SAN FRANCISCO (CN) – Johnson & Johnson conspired with pharmaceutical consultant and dispensary Omnicare to monopolize drug supplies to nursing homes and violate Medicaid laws, an antitrust class action claims in Federal Court. And they did it “in such a brazen manner that they named one of the programs ‘one extra script per patient,'” the complaint states.
Using Omnicare’s consulting contacts with nursing homes, the two companies pushed Johnson & Johnson-made drugs to residents, including the anti-dementia drug Risperdal, the class claims.

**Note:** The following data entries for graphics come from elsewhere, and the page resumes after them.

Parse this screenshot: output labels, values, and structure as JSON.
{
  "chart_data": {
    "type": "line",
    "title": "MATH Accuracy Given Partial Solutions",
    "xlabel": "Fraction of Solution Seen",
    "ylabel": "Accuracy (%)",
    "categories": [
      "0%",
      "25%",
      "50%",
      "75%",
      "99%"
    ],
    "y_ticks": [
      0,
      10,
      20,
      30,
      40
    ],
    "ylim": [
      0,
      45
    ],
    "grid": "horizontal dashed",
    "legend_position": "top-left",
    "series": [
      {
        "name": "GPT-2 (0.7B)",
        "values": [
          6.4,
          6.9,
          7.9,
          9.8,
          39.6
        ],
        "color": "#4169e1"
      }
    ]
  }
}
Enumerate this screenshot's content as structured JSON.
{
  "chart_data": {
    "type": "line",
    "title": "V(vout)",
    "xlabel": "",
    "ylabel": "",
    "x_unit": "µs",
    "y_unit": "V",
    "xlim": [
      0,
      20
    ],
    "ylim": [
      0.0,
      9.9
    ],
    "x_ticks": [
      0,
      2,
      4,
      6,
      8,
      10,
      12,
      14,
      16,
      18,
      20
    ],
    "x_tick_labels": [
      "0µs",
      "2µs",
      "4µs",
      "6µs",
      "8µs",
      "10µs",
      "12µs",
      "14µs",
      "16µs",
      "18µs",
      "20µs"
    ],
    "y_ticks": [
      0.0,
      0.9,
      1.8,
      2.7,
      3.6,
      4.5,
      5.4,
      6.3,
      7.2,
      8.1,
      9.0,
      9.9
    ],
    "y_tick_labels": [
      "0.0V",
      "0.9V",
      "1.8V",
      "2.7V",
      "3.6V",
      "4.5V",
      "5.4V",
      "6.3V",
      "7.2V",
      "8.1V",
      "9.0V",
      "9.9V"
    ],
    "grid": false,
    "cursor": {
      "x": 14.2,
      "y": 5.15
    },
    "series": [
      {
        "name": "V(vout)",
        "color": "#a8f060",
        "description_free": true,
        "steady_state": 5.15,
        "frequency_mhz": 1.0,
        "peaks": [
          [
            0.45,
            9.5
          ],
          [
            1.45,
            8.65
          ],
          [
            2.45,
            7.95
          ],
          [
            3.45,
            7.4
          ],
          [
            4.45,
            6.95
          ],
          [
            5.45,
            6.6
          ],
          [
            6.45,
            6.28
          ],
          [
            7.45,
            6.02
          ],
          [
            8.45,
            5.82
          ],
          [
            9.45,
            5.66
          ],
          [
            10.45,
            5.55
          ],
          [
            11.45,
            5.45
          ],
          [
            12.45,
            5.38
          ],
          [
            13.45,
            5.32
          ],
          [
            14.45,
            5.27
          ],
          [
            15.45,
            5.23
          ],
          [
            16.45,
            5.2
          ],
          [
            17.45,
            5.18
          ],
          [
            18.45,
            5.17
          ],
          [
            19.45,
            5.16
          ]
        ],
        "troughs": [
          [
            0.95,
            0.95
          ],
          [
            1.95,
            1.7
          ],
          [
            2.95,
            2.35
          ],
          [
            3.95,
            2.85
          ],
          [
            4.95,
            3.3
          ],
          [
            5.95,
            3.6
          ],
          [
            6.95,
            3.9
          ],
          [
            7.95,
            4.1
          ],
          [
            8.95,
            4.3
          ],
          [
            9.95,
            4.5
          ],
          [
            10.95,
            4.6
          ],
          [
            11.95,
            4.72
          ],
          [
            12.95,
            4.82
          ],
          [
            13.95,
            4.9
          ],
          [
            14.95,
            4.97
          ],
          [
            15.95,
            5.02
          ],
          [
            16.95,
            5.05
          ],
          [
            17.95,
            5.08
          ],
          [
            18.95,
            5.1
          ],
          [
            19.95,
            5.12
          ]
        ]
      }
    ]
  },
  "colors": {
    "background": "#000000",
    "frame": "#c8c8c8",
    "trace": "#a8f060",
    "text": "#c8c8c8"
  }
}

Medicaid’s best-price law “was intended to ensure that Medicaid paid the lowest price available for drugs,” but the companies sidestepped this law “and then covered up the violations by a program of rebates, kickbacks, and illusory service agreements in order to increase market share, revenue and profitability,” according to the complaint.
The companies created a program designed to increase the use of drugs among nursing home patients “in such a brazen manner that they named one of the programs ‘one extra script per patient,'” the complaint states.
As a result, approximately 1.4 million seniors were overcharged for prescriptions, had extra drugs administered unnecessarily and “were unlawfully switched to Johnson & Johnson drugs all as part and parcel of the conspiracy to increase revenue,” according to the complaint.
Johnson & Johnson “paid handsomely” for Omnicare’s pharmaceutical consultants to list its drugs as “preferred” and to dispense them to 90 percent of U.S. nursing homes, for which Johnson & Johnson “enjoyed over $100 million in revenues,” according to the complaint.
“Omnicare is the nation’s largest provider of pharmacy dispensing services and pharmacy consulting services to long-term care facilities in the country,” the complaint states. It operates in 47 states.
The class demands restitution, disgorgement, imposition of a trust and punitive damages. They are represented by Thomas Girardi with Girardi Keese of Los Angeles.